O carnaval eleitoral.

Siro Darlan, desembargador do Tribunal de Justiça do Rio de Janeiro e Coordenador Rio da Associação Juízes para a Democracia.

Estamos em plena campanha eleitoral quando a mensagem é que se está em plena democracia porque o povo escolhe seus representantes. Será essa frase uma verdade? Certamente que não. Estamos vendo mais uma campanha eleitoral onde prevalece o poder de fogo da maioria elitista que impõe as regras para manter tudo com dantes. O horário eleitoral tem tamanhos diferentes o acesso à mídia é um privilégio dos poderosos. E, após eleitos, como sói acontece, o povo já não servirá pra nada. Terá cumprido o seu papel de eleger: os mesmos.

Isso também não é novidade. Rousseau já escreveu em sua obra Do contrato social, sobre as eleições na Inglaterra: “O povo inglês acredita ser livre e muito se engana. Ele é livre apenas durante a eleição dos Membros do Parlamento. Assim que os membros são eleitos, o povo inglês faz um uso tal da liberdade que merece perdê-la”. Esse é um estado totalitário cujas regras mantem o povo submisso durante quatro anos aos tiranos que o próprio povo foi levado a “escolher”. Para isso estão aí as regras de propaganda eleitoral e as pesquisas pagas pelos partidos e pela mídia dominante para resguardar seus interesses.

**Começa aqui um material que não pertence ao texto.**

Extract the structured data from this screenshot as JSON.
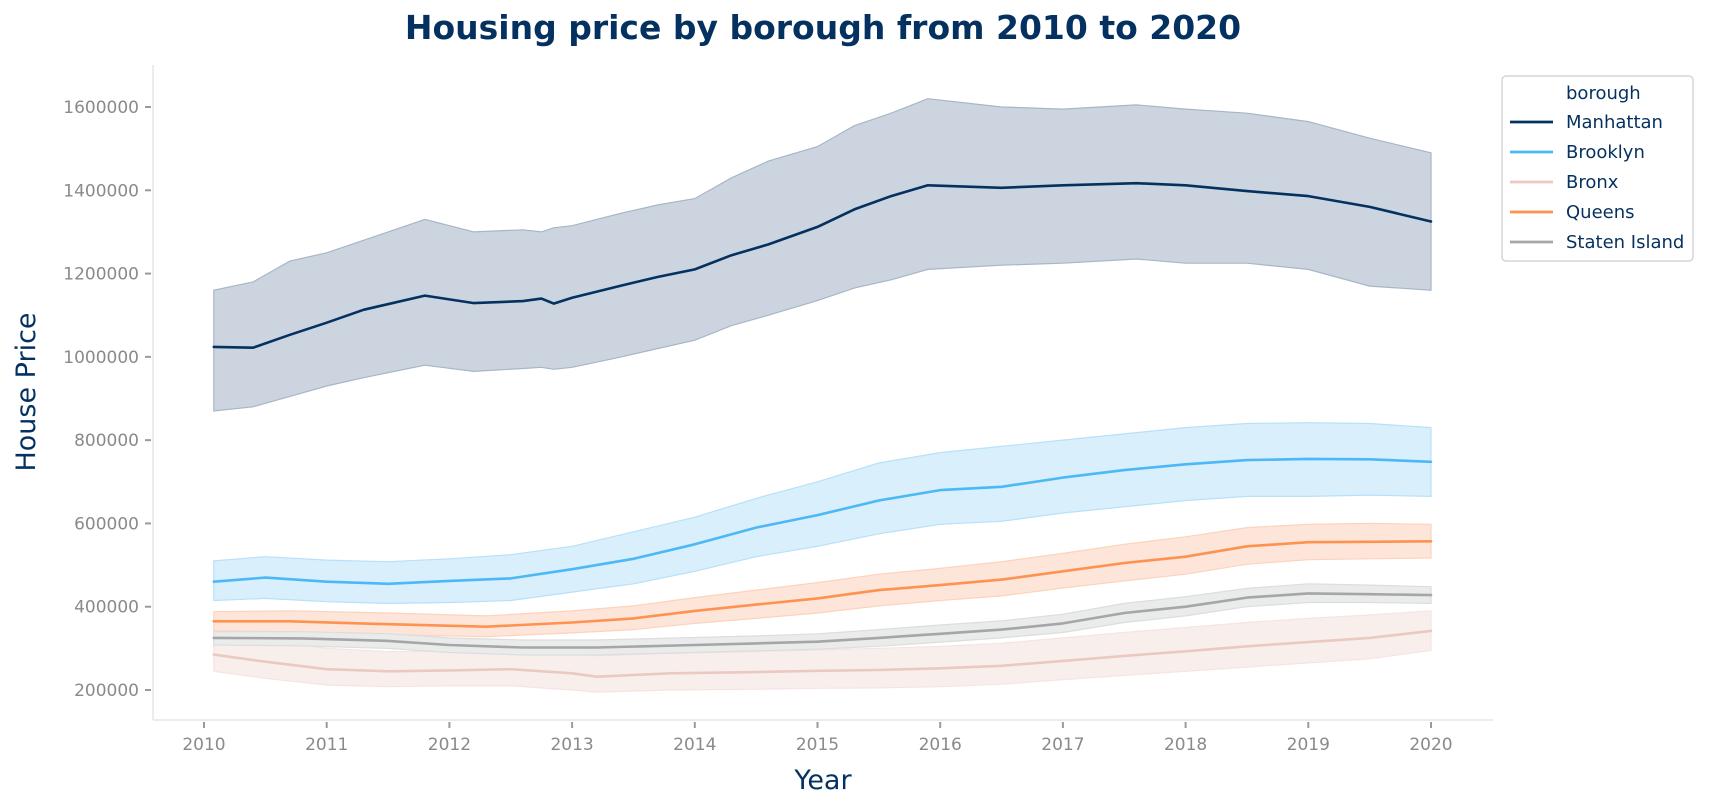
{
  "chart_data": {
    "type": "line",
    "title": "Housing price by borough from 2010 to 2020",
    "xlabel": "Year",
    "ylabel": "House Price",
    "xlim": [
      2009.6,
      2020.5
    ],
    "ylim": [
      130000,
      1700000
    ],
    "x_ticks": [
      2010,
      2011,
      2012,
      2013,
      2014,
      2015,
      2016,
      2017,
      2018,
      2019,
      2020
    ],
    "x_tick_labels": [
      "2010",
      "2011",
      "2012",
      "2013",
      "2014",
      "2015",
      "2016",
      "2017",
      "2018",
      "2019",
      "2020"
    ],
    "y_ticks": [
      200000,
      400000,
      600000,
      800000,
      1000000,
      1200000,
      1400000,
      1600000
    ],
    "y_tick_labels": [
      "200000",
      "400000",
      "600000",
      "800000",
      "1000000",
      "1200000",
      "1400000",
      "1600000"
    ],
    "grid": false,
    "legend": {
      "title": "borough",
      "placement": "top-right (outside)"
    },
    "series": [
      {
        "name": "Manhattan",
        "color": "#04315f",
        "band_color": "#ccd5df",
        "band_stroke": "#a7b6c6",
        "x": [
          2010.08,
          2010.4,
          2010.7,
          2011.0,
          2011.3,
          2011.8,
          2012.2,
          2012.6,
          2012.75,
          2012.85,
          2013.0,
          2013.4,
          2013.7,
          2014.0,
          2014.3,
          2014.6,
          2015.0,
          2015.3,
          2015.6,
          2015.9,
          2016.5,
          2017.0,
          2017.6,
          2018.0,
          2018.5,
          2019.0,
          2019.5,
          2020.0
        ],
        "values": [
          1024000,
          1022000,
          1053000,
          1082000,
          1113000,
          1147000,
          1129000,
          1134000,
          1140000,
          1128000,
          1142000,
          1171000,
          1192000,
          1210000,
          1244000,
          1270000,
          1312000,
          1354000,
          1386000,
          1412000,
          1406000,
          1412000,
          1417000,
          1412000,
          1398000,
          1386000,
          1360000,
          1325000
        ],
        "upper": [
          1160000,
          1180000,
          1230000,
          1250000,
          1280000,
          1330000,
          1300000,
          1305000,
          1300000,
          1310000,
          1315000,
          1345000,
          1365000,
          1380000,
          1430000,
          1470000,
          1505000,
          1555000,
          1585000,
          1620000,
          1600000,
          1595000,
          1605000,
          1595000,
          1585000,
          1565000,
          1525000,
          1490000
        ],
        "lower": [
          870000,
          880000,
          905000,
          930000,
          950000,
          980000,
          965000,
          972000,
          975000,
          970000,
          975000,
          1000000,
          1020000,
          1040000,
          1075000,
          1100000,
          1135000,
          1165000,
          1185000,
          1210000,
          1220000,
          1225000,
          1235000,
          1225000,
          1225000,
          1210000,
          1170000,
          1160000
        ]
      },
      {
        "name": "Brooklyn",
        "color": "#4cb8f5",
        "band_color": "#daeffc",
        "band_stroke": "#b8e0f9",
        "x": [
          2010.08,
          2010.5,
          2011.0,
          2011.5,
          2012.0,
          2012.5,
          2013.0,
          2013.5,
          2014.0,
          2014.5,
          2015.0,
          2015.5,
          2016.0,
          2016.5,
          2017.0,
          2017.5,
          2018.0,
          2018.5,
          2019.0,
          2019.5,
          2020.0
        ],
        "values": [
          460000,
          470000,
          460000,
          455000,
          462000,
          468000,
          490000,
          515000,
          550000,
          590000,
          620000,
          655000,
          680000,
          688000,
          710000,
          728000,
          742000,
          752000,
          755000,
          754000,
          748000
        ],
        "upper": [
          510000,
          520000,
          512000,
          508000,
          515000,
          525000,
          545000,
          580000,
          615000,
          660000,
          700000,
          745000,
          770000,
          785000,
          800000,
          815000,
          830000,
          840000,
          842000,
          840000,
          830000
        ],
        "lower": [
          415000,
          420000,
          412000,
          408000,
          410000,
          415000,
          435000,
          455000,
          485000,
          520000,
          545000,
          575000,
          598000,
          605000,
          625000,
          640000,
          655000,
          665000,
          665000,
          668000,
          665000
        ]
      },
      {
        "name": "Bronx",
        "color": "#ebc9c1",
        "band_color": "#f8efed",
        "band_stroke": "#f5e4e0",
        "x": [
          2010.08,
          2010.5,
          2011.0,
          2011.5,
          2012.0,
          2012.5,
          2013.0,
          2013.2,
          2013.8,
          2014.5,
          2015.0,
          2015.5,
          2016.0,
          2016.5,
          2017.0,
          2017.5,
          2018.0,
          2018.5,
          2019.0,
          2019.5,
          2020.0
        ],
        "values": [
          285000,
          268000,
          250000,
          245000,
          247000,
          250000,
          240000,
          232000,
          240000,
          243000,
          246000,
          248000,
          252000,
          258000,
          270000,
          282000,
          293000,
          305000,
          315000,
          325000,
          342000
        ],
        "upper": [
          335000,
          320000,
          300000,
          292000,
          293000,
          298000,
          290000,
          282000,
          288000,
          292000,
          296000,
          300000,
          305000,
          312000,
          325000,
          338000,
          350000,
          362000,
          372000,
          380000,
          390000
        ],
        "lower": [
          245000,
          228000,
          212000,
          208000,
          210000,
          210000,
          200000,
          195000,
          200000,
          202000,
          204000,
          205000,
          208000,
          214000,
          225000,
          235000,
          245000,
          255000,
          265000,
          275000,
          295000
        ]
      },
      {
        "name": "Queens",
        "color": "#fd9251",
        "band_color": "#fde5d9",
        "band_stroke": "#fcd3bd",
        "x": [
          2010.08,
          2010.7,
          2011.5,
          2012.3,
          2013.0,
          2013.5,
          2014.0,
          2014.5,
          2015.0,
          2015.5,
          2016.0,
          2016.5,
          2017.0,
          2017.5,
          2018.0,
          2018.5,
          2019.0,
          2019.5,
          2020.0
        ],
        "values": [
          365000,
          365000,
          358000,
          352000,
          362000,
          372000,
          390000,
          405000,
          420000,
          440000,
          452000,
          465000,
          485000,
          505000,
          520000,
          545000,
          555000,
          556000,
          557000
        ],
        "upper": [
          388000,
          390000,
          385000,
          378000,
          390000,
          402000,
          422000,
          440000,
          458000,
          478000,
          492000,
          508000,
          528000,
          550000,
          568000,
          590000,
          598000,
          600000,
          598000
        ],
        "lower": [
          342000,
          340000,
          333000,
          328000,
          337000,
          345000,
          360000,
          372000,
          385000,
          402000,
          415000,
          426000,
          445000,
          462000,
          478000,
          502000,
          513000,
          515000,
          517000
        ]
      },
      {
        "name": "Staten Island",
        "color": "#a6a6a6",
        "band_color": "#eaebeb",
        "band_stroke": "#dcdddd",
        "x": [
          2010.08,
          2010.8,
          2011.5,
          2012.0,
          2012.6,
          2013.2,
          2014.0,
          2014.5,
          2015.0,
          2015.5,
          2016.0,
          2016.5,
          2017.0,
          2017.5,
          2018.0,
          2018.5,
          2019.0,
          2019.5,
          2020.0
        ],
        "values": [
          325000,
          324000,
          318000,
          308000,
          302000,
          302000,
          308000,
          312000,
          316000,
          325000,
          335000,
          345000,
          360000,
          385000,
          400000,
          422000,
          432000,
          430000,
          428000
        ],
        "upper": [
          340000,
          340000,
          335000,
          325000,
          320000,
          320000,
          326000,
          330000,
          335000,
          345000,
          356000,
          366000,
          382000,
          408000,
          424000,
          444000,
          455000,
          452000,
          448000
        ],
        "lower": [
          308000,
          306000,
          300000,
          290000,
          284000,
          284000,
          290000,
          294000,
          298000,
          305000,
          315000,
          325000,
          338000,
          362000,
          378000,
          400000,
          410000,
          410000,
          408000
        ]
      }
    ]
  }
}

Como reagir a essa violência que nos abate a cada quatro anos? Os gritos de julho de 2013 foram abafados e não tiveram qualquer repercussão nos debates promovidos. Não se fala mais em transportes desqualificados, corrupção que adoece a saúde, nem a escravidão pela ignorância ante o sucateamento da educação. Os candidatos chamados nanicos, que muitas vezes têm um conteúdo programático inovador, não têm chance de expor suas ideias, que por serem novas são vetadas pelo conservadorismo dominante.

Assim ficam vetadas as discussões que possam proporcionar uma melhor condição de vida ao povo trabalhador, uma polícia mais civilizada e que respeite os direitos dos cidadãos (cidadãos só em época de eleições), um debate sério sobre o direito à vida e a dignidade das pessoas. Os candidatos que tentam colocar esses temas são ridicularizados, chamados utopistas, sonhadores, fora da realidade.

As escolas continuam sendo violentadas pela desvalorização dos professores, elementos perigosos, pois podem tirar o povo da ignorância, os hospitais servem às causas da “higienização da sociedade” porque matam os indesejados, e as prisões continuam sendo o lugar dos indesejados de sempre. A Princesa Isabel morreu pensando ter libertados os escravos que a sociedade moderna insiste em mandar para o pelourinho do sistema penitenciário.

Após o cinco de outubro, aos vencedores as batatas, os empreiteiros e banqueiros que financiam as campanhas dos vitoriosos de sempre comemorarão, as empresas de comunicação que detém o monopólio cobrarão com bônus o apoio aos vencedores e as crianças continuarão nas ruas, sem creches e sem escolas, os doentes sem hospital, os sem teto sem política habitacional, mas as ruas não ficarão cheias porque os Xerifes da ordem pública cuidarão de expulsá-los, a polícia cumprirá seu papel de manter a “ordem” imposta pelos poderosos, e o povo? O povo, após o carnaval eleitoral despirá sua fantasia de Rei Momo Povo e voltará a ocupar seu lugar de insignificância até daqui a quatro anos, quando as favelas voltarão a ser visitadas, a zona oeste e o interior voltará a ouvir as velhas promessas e a “democracia” terá novamente seu espaço. Mas durante os próximos quatro anos nenhuma criança será beijada, nenhuma prestação de contas será feita e nenhuma comunidade visitada.